Friday, June 28, 2013

If you want to ...!

Matthew 8:1-4

After Jesus had come down from the mountain large crowds followed him. A leper now came up and bowed low in front of him. ‘Sir,’ he said ‘if you want to, you can cure me.’ Jesus stretched out his hand, touched him and said, ‘Of course I want to! Be cured!’ And his leprosy was cured at once. Then Jesus said to him, ‘Mind you do not tell anyone, but go and show yourself to the priest and make the offering prescribed by Moses, as evidence for them.’

Food for thought!

This gospel says a lot. It is talks of the leper's approach and Jesus' response. In the leper's approach there were three elements.

(i) The leper came with confidence. He had no doubt that, if Jesus willed, Jesus could make him clean. No leper would ever have come near an orthodox scribe or Rabbi; he knew too well that he would be stoned away; but this man came to Jesus. He had perfect confidence in Jesus' willingness to welcome the man anyone else would have driven away. No man need ever feel himself too unclean to come to Jesus Christ. Indeed, the more sinful we become, the more we deserve Jesus. He said, "I came not for the well but for the sick."

He had perfect confidence in Jesus' power. Leprosy was the one disease for which there was no remedy. But this man was sure that Jesus could do what no one else could do. No man need ever feel himself incurable in body or unforgivable in soul while Jesus Christ exists.

The leper came with humility. He did not demand healing; he only said, "If you want, you can cure me." It was as if he said, "I know I don't matter; I know that other men will flee from me and will have nothing to do with me; I know that I have no claim on you; but perhaps in your divine condescension you will give your power even to such as I am:" It is the humble heart which is conscious of nothing but its need that finds its way to Christ.

The gospel says a lot about Jesus too.
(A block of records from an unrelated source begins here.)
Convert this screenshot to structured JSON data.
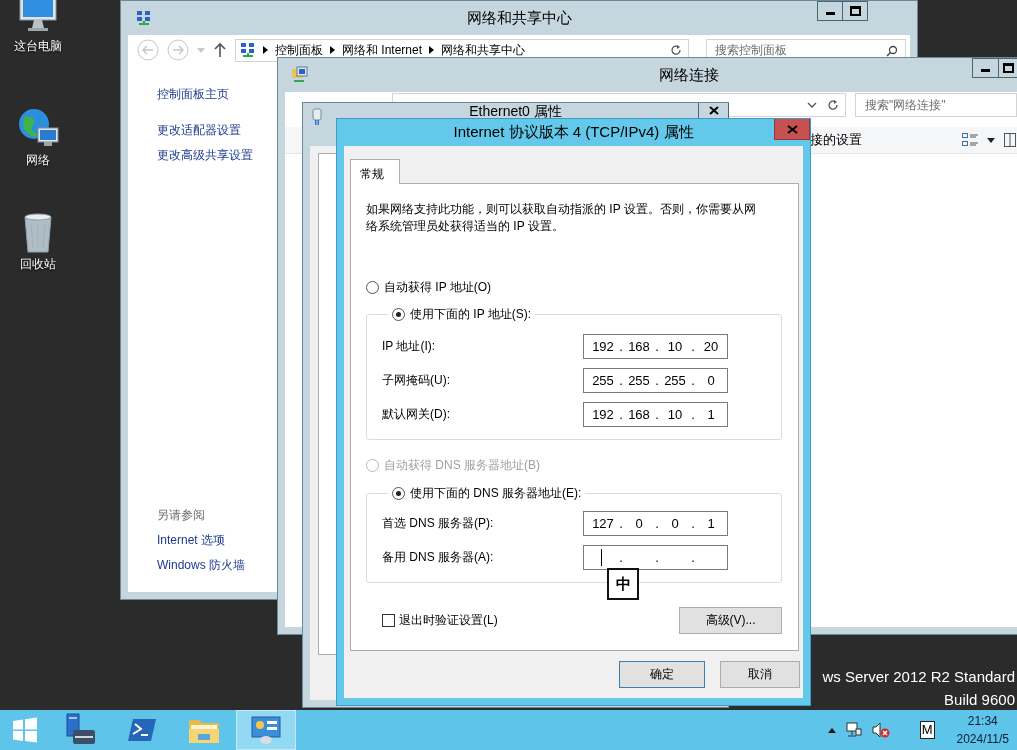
{
  "desktop": {
    "icons": [
      {
        "label": "这台电脑",
        "kind": "computer"
      },
      {
        "label": "网络",
        "kind": "network"
      },
      {
        "label": "回收站",
        "kind": "recycle-bin"
      }
    ],
    "edition_lines": [
      "ws Server 2012 R2 Standard",
      "Build 9600"
    ]
  },
  "sharing_center_window": {
    "title": "网络和共享中心",
    "breadcrumbs": [
      "控制面板",
      "网络和 Internet",
      "网络和共享中心"
    ],
    "search": {
      "placeholder": "搜索控制面板"
    },
    "tasks": [
      "控制面板主页",
      "更改适配器设置",
      "更改高级共享设置"
    ],
    "see_also": {
      "heading": "另请参阅",
      "links": [
        "Internet 选项",
        "Windows 防火墙"
      ]
    }
  },
  "network_connections_window": {
    "title": "网络连接",
    "search": {
      "placeholder": "搜索\"网络连接\""
    },
    "toolbar_text": "接的设置"
  },
  "ethernet_properties_window": {
    "title": "Ethernet0 属性"
  },
  "ipv4_dialog": {
    "title": "Internet 协议版本 4 (TCP/IPv4) 属性",
    "tabs": [
      {
        "label": "常规",
        "selected": true
      }
    ],
    "description": "如果网络支持此功能，则可以获取自动指派的 IP 设置。否则，你需要从网络系统管理员处获得适当的 IP 设置。",
    "separator": ".",
    "ip_options": [
      {
        "label": "自动获得 IP 地址(O)",
        "selected": false,
        "disabled": false
      },
      {
        "label": "使用下面的 IP 地址(S):",
        "selected": true,
        "disabled": false
      }
    ],
    "ip_fields": [
      {
        "label": "IP 地址(I):",
        "octets": [
          "192",
          "168",
          "10",
          "20"
        ],
        "focused": false
      },
      {
        "label": "子网掩码(U):",
        "octets": [
          "255",
          "255",
          "255",
          "0"
        ],
        "focused": false
      },
      {
        "label": "默认网关(D):",
        "octets": [
          "192",
          "168",
          "10",
          "1"
        ],
        "focused": false
      }
    ],
    "dns_options": [
      {
        "label": "自动获得 DNS 服务器地址(B)",
        "selected": false,
        "disabled": true
      },
      {
        "label": "使用下面的 DNS 服务器地址(E):",
        "selected": true,
        "disabled": false
      }
    ],
    "dns_fields": [
      {
        "label": "首选 DNS 服务器(P):",
        "octets": [
          "127",
          "0",
          "0",
          "1"
        ],
        "focused": false
      },
      {
        "label": "备用 DNS 服务器(A):",
        "focused": true
      }
    ],
    "validate_on_exit": {
      "label": "退出时验证设置(L)",
      "checked": false
    },
    "advanced_button": "高级(V)...",
    "buttons": [
      {
        "label": "确定",
        "default": true
      },
      {
        "label": "取消",
        "default": false
      }
    ],
    "ime_indicator": "中"
  },
  "taskbar": {
    "apps": [
      {
        "kind": "server-manager",
        "selected": false
      },
      {
        "kind": "powershell",
        "selected": false
      },
      {
        "kind": "file-explorer",
        "selected": false
      },
      {
        "kind": "network-panel",
        "selected": true
      }
    ],
    "ime": "M",
    "time": "21:34",
    "date": "2024/11/5"
  }
}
According to Law, Jesus had to avoid this man, but Jesus stretched out his hand and touched him. For Jesus there was only one obligation in life, and that was to help. There was only one law, and that law was love. The obligation of love took precedence over all other rules and laws and regulations; it made him defy all physical risks.
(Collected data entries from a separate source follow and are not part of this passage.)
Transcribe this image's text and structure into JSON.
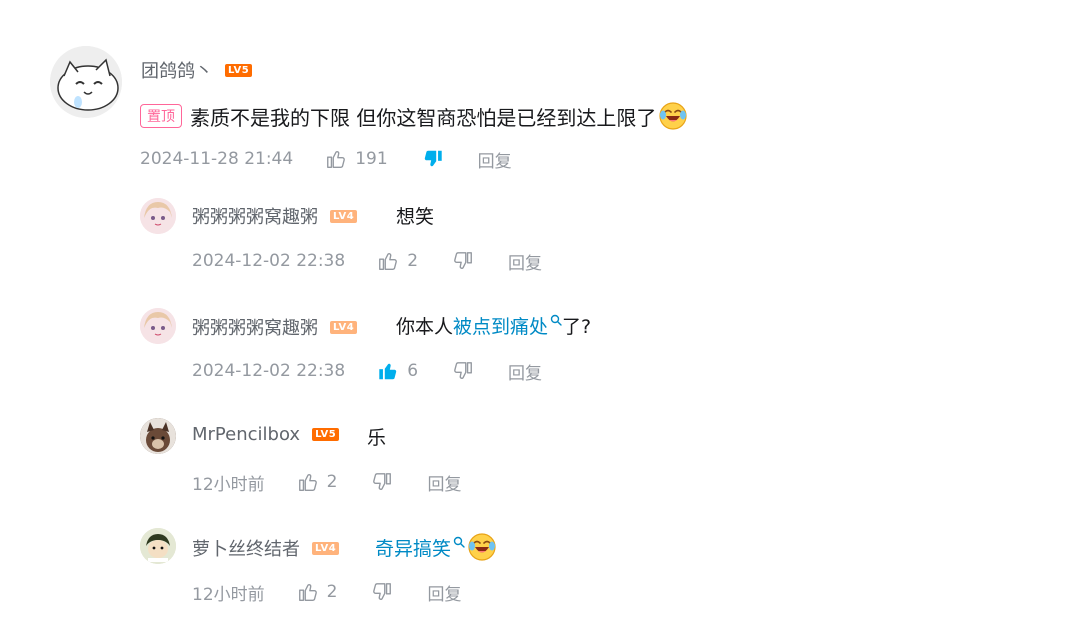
{
  "colors": {
    "username": "#61666d",
    "text": "#18191c",
    "meta": "#9499a0",
    "link": "#008ac5",
    "accent_blue": "#00aeec",
    "pin": "#ff6699",
    "lv5": "#ff6c00",
    "lv4": "#ffb37c"
  },
  "main_comment": {
    "username": "团鸽鸽丶",
    "level": "LV5",
    "pin_label": "置顶",
    "text": "素质不是我的下限 但你这智商恐怕是已经到达上限了",
    "emoji": "laughing-crying-emoji",
    "date": "2024-11-28 21:44",
    "likes": "191",
    "dislike_active": true,
    "reply_label": "回复"
  },
  "replies": [
    {
      "username": "粥粥粥粥窝趣粥",
      "level": "LV4",
      "text": "想笑",
      "date": "2024-12-02 22:38",
      "likes": "2",
      "liked": false,
      "reply_label": "回复"
    },
    {
      "username": "粥粥粥粥窝趣粥",
      "level": "LV4",
      "text_before": "你本人",
      "link_text": "被点到痛处",
      "text_after": "了?",
      "date": "2024-12-02 22:38",
      "likes": "6",
      "liked": true,
      "reply_label": "回复"
    },
    {
      "username": "MrPencilbox",
      "level": "LV5",
      "text": "乐",
      "date": "12小时前",
      "likes": "2",
      "liked": false,
      "reply_label": "回复"
    },
    {
      "username": "萝卜丝终结者",
      "level": "LV4",
      "link_text": "奇异搞笑",
      "emoji": "laughing-crying-emoji",
      "date": "12小时前",
      "likes": "2",
      "liked": false,
      "reply_label": "回复"
    }
  ]
}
Jesus told this man not to tell anyone but go and show himself to the priest and make the offering prescribed by Moses. There is lesson for us here. Jesus was telling that man not to neglect the treatment that was available for him in those days. We do not receive miracles by neglecting the medical and scientific treatment open to us. Man must do all man can do before God's power may cooperate with our efforts. A miracle does not come by a lazy waiting upon God to do it all; it comes from the cooperation of the faith-filled effort of man with the illimitable grace of God.


By ordering the man to keep silence, and not to publish abroad what he had done for him, Jesus was teaching us too that not everything he does for us it for public consumption. There are things the Lord does for us, or tells us, that we must never tell anybody.